Secondly, the results of this study need to be generalised with caution as the ALSPAC database is not a nationally representative sample. Also, there were differences in the adverse childhood experiences prevalence estimates between the complete case and imputed case analyses, with estimates for the complete case sample smaller than those recorded using imputed data. This observation is probably due to loss to follow-up which tends to be socially patterned, meaning that less adolescents with adversities would be found in the complete case sample. The large confidence intervals observed for the association between individual adverse childhood experiences and multiple cancer risk behaviours further suggest that the results of the regression analysis need to be interpreted with caution in the light of the small sample size particularly in the complete case sample.

Finally, there was a large amount of missing data in follow-up data collection. This can reduce statistical power and potentially introduce bias. For bias to be introduced however, the outcome measure has to be conditionally related to whether the participants remain in the sample at time of data collection [37]. As in many other similar studies based off the ALSPAC database [4, 17], this study assumes that the data is missing at random.
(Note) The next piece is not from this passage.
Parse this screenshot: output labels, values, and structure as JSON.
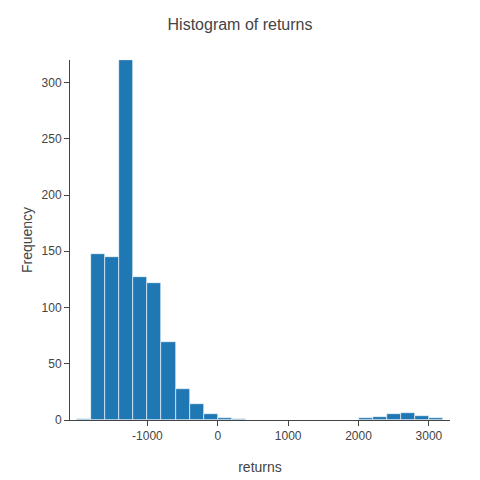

More work will be required to untangle the association between physical inactivity and obesity, with emphasis on the role of diet and other potential risk factors of obesity among adolescents. It will also be interesting to note the point of initiation of these cancer risk behaviours to further inform public health interventions aimed at preventing the initiation of cancer risk behaviours in children and adolescents.

Conclusion

The association of cumulative childhood adversities with future adolescent engagement in multiple cancer risk behaviours demonstrates the need for targeted primary and secondary prevention interventions that can reduce engagement across multiple cancer risk behaviours for children and adolescents with adverse childhood experiences. With early initiation of many cancer risk behaviours, there is a need to determine how to target periods of vulnerability and intervening to reduce adversities in early childhood and thus preventing or delaying the start of cancer risk behaviours. The ultimate aim of such interventions would be to reduce cancer risk and prevent unnecessary cancer related morbidity and premature mortality.